Dusseldorf-based Ludorff Galerie offers some small but striking Gerhard Richter oils, exuberant rivulets of yellow and orange dashing across the canvas. Parisian outlet Helene Bailly’s outstanding display presents the Pablo Picasso landscape Paysage Anthropomorphe, where a hidden face lurks within a pastoral scene of rolling hills, a road, a church, an expanse of blue sky. It is complemented by an enchanting array of Picasso’s ceramics – from Greek-style terracotta amphorae to a large yellow bowl with a smiley face scrawled in green, alongside works by Pierre-Auguste Renoir, Odilon Redon, Pierre Bonnard and Camille Pissarro. Dickinson presents another exceptional collection, with a salon-style display of works on paper by Picasso, Henri Matisse, Georges Braque, Paul Cézanne and Amedeo Modigliani, alongside an interesting and unconventional Vincent van Gogh watercolour, The Windmill (1887). At Galerie Von Vertes a 1906 work by Raoul Dufy captures the summer spirit: La Baignade shows bathers frolicking in a deep green sea, diving and splashing as a wave breaks in white and pink, while from a pier above staid onlookers stand, muffled in hats and suits.

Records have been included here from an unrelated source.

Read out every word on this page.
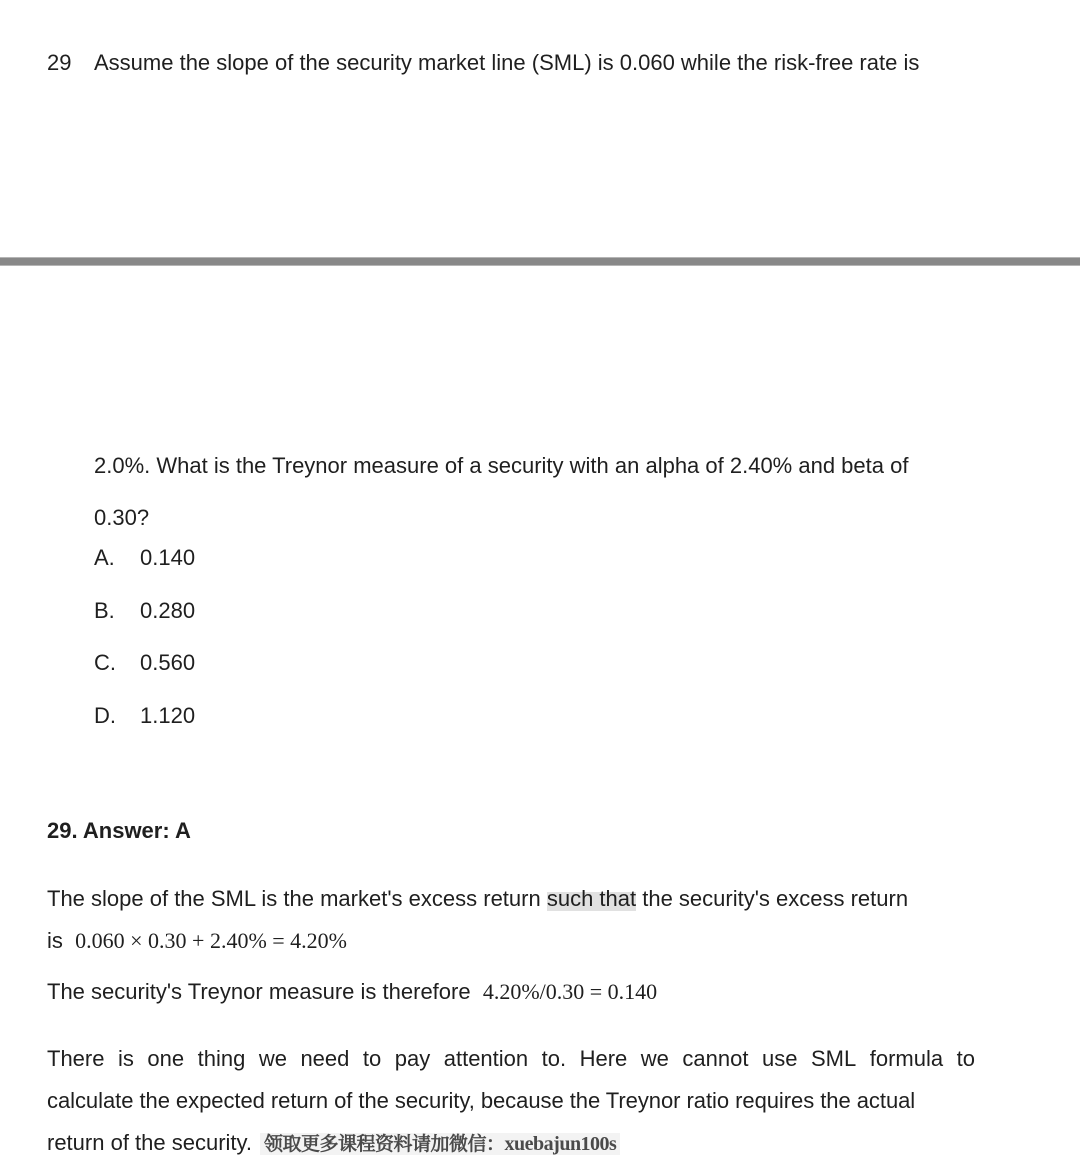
29 Assume the slope of the security market line (SML) is 0.060 while the risk-free rate is
2.0%. What is the Treynor measure of a security with an alpha of 2.40% and beta of
0.30?
A. 0.140
B. 0.280
C. 0.560
D. 1.120
29. Answer: A
The slope of the SML is the market's excess return such that the security's excess return
is 0.060 × 0.30 + 2.40% = 4.20%
The security's Treynor measure is therefore 4.20%/0.30 = 0.140
There is one thing we need to pay attention to. Here we cannot use SML formula to
calculate the expected return of the security, because the Treynor ratio requires the actual
return of the security. 领取更多课程资料请加微信：xuebajun100s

Twentieth-century art dominates the fine art stalls, but a few carefully chosen stands – often dimly lit to accentuate chiaroscuro effects – display breathtaking older works. De Jonckheere’s display of several works by Pieter Brueghel the Younger is particularly mesmerising: a mix of landscapes and domestic scenes, all packed with breathtaking detail. In The Payment of the Tithes or The Village Lawyer, a scurrilous looking authority figure surveys papers as his office fills with a queue of angry-looking workers brandishing farming tools. Nearby is a wedding feast, where guests are quaffing wine, passing plates and arguing, while flute-players strut and a child plays under the table.

At Agnews, which is celebrating its 200th anniversary, is a stunning display of works, including Dante Gabriel Rossetti’s Proserpine (which, when it was last sold by Agnews, in 1884, fetched £274, and now has a price tag of £4.5m), one of the 19th century’s most iconic paintings, which Rossetti called “the best picture I ever painted”. Holding the open pomegranate that sealed her fate, Proserpine – modelled on Rossetti’s lover Jane, the wife of William Morris – looks out defiantly at the viewer. It is surrounded by pieces by Frederic Leighton and Solomon Joseph Solomon, and Edward Burne-Jones’s glorious The Heart of the Rose.

Masterpiece 2017 is as much an opportunity for people-watching as for imbibing a whirlwind tour of art history. From its illusory facade to its false sitting rooms bedecked with Regency furniture, the fair is a theatrical display of extravagance – replete with surprises and hidden treasures.